3.4.1. Model Training
The training loss is an important metric during the model training process as it reflects the optimization performance of the model. We compared the training loss curves of the HS-YOLO and the original YOLOv5, as shown in
Figure 6.
The training loss of the original YOLOv5 is depicted by the blue curve, whereas the training loss of the HS-YOLO is indicated by the orange curve. As shown in
Figure 6a, the training loss of HS-YOLO is lower than that of the unchanged YOLOv5. From
Figure 6b–d, we can observe that HS-YOLO exhibits lower losses across different categories compared to the original YOLOv5. Moreover, the losses are steadily decreasing, indicating that the model is gradually converging, and its performance is improving.

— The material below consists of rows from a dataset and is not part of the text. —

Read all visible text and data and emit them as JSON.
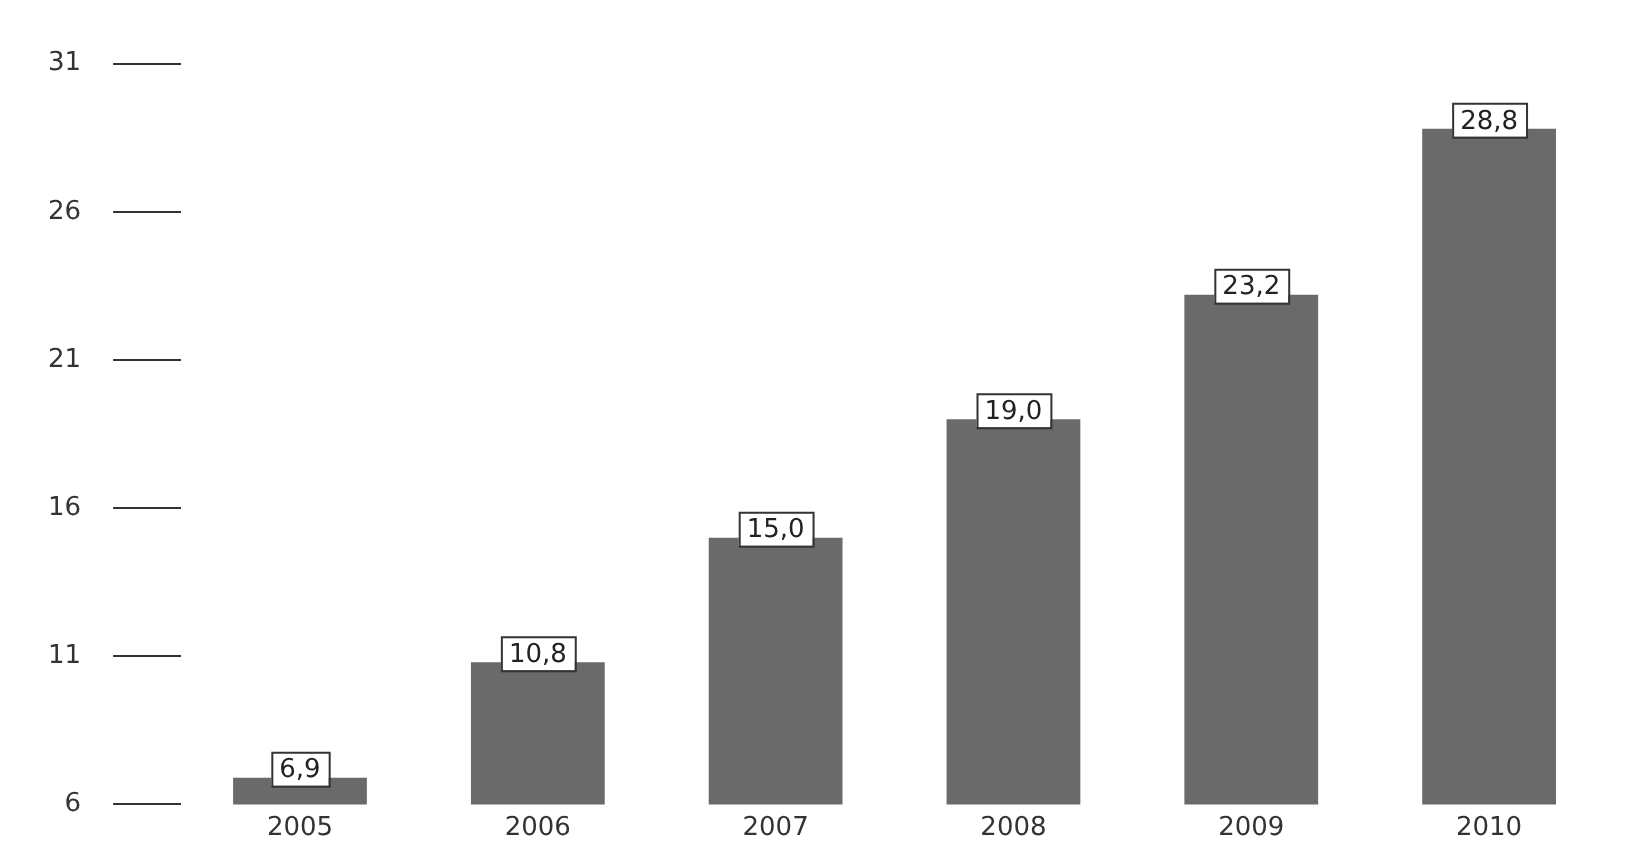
{
  "chart_data": {
    "type": "bar",
    "categories": [
      "2005",
      "2006",
      "2007",
      "2008",
      "2009",
      "2010"
    ],
    "values": [
      6.9,
      10.8,
      15.0,
      19.0,
      23.2,
      28.8
    ],
    "value_labels": [
      "6,9",
      "10,8",
      "15,0",
      "19,0",
      "23,2",
      "28,8"
    ],
    "color": "#6a6a6a",
    "ylim": [
      6,
      31
    ],
    "yticks": [
      6,
      11,
      16,
      21,
      26,
      31
    ],
    "grid": false,
    "legend": false
  }
}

The newly added HRNet and sub-pixel convolution for small object detection offer several advantages, including enhanced spatial information and finer feature representation. These advantages aid the network in capturing object features and positions more effectively, resulting in reduced losses, accelerated convergence, and enhanced training efficiency.

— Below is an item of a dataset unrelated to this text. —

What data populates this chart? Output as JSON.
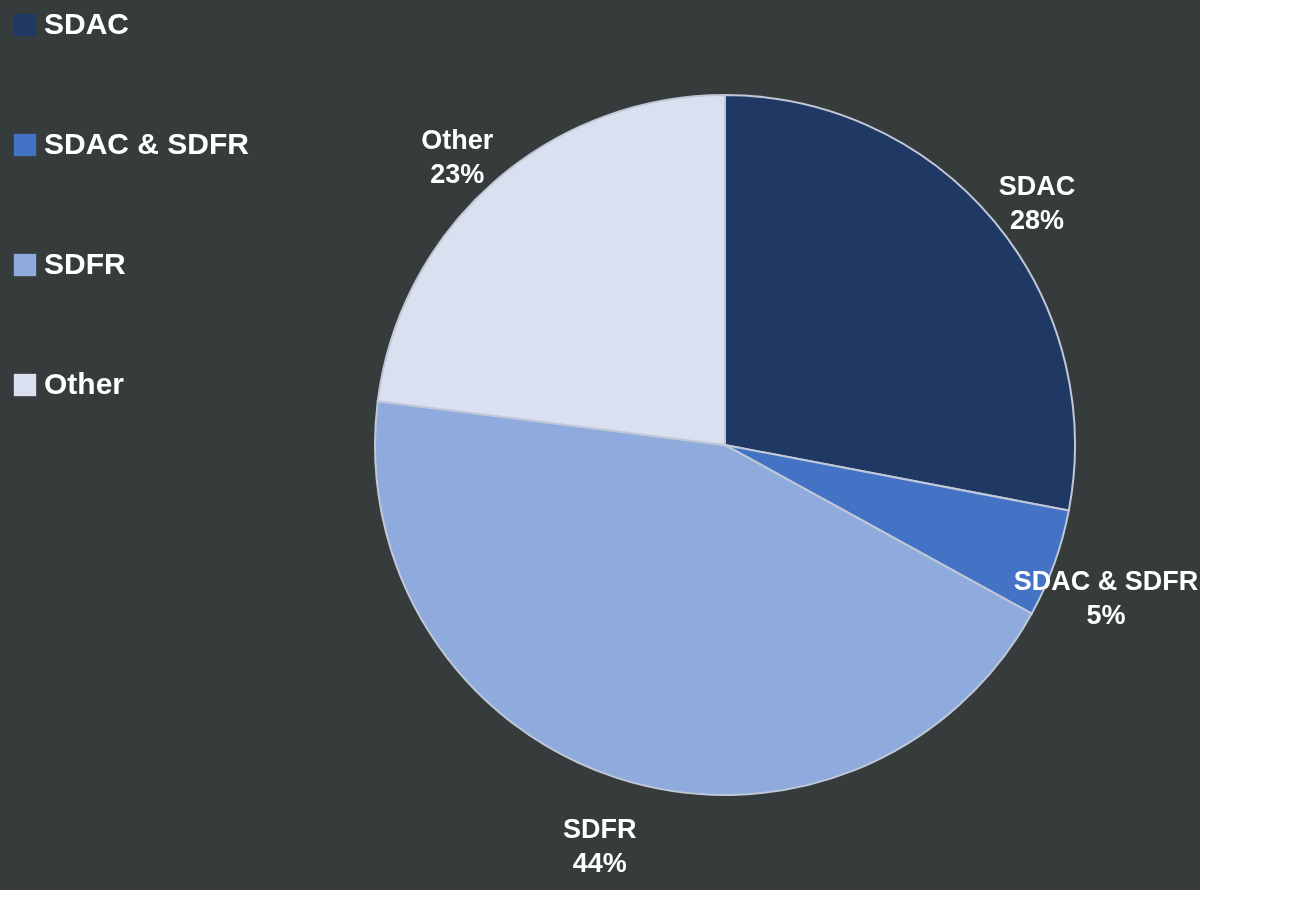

3.4.2. Ablation Experiment
To assess the efficacy of the improvements introduced in the HS-YOLO algorithm for small object detection, ablation experiments were performed on each enhancement point using the created dataset of power operation scenes. The results are shown in
Table 2. In the table, Experiment ① represents the results of the original YOLOv5 model. “A” indicates the improvement of using the HRNet network as the backbone, while “B” represents the improvement of using sub-pixel convolution as the upsampling operator in the feature fusion network.
Comparing Experiment ②, Experiment ③, and Experiment ④ with the original YOLOv5 network, we can observe that using the HRNet feature extraction backbone network only sacrifices 1% of the detection accuracy while improving the detection recall by 4.1%. Introducing sub-pixel convolution in the Neck leads to a 2% increase in detection accuracy and a 3.1% increase in detection recall. When the original network is improved using HRNet and sub-pixel convolution at the same time, the detection accuracy is improved by 1%, and the detection recall is improved by 3.9%. This indicates that the algorithm can identify objects more accurately and comprehensively, reducing false detections and missed detections.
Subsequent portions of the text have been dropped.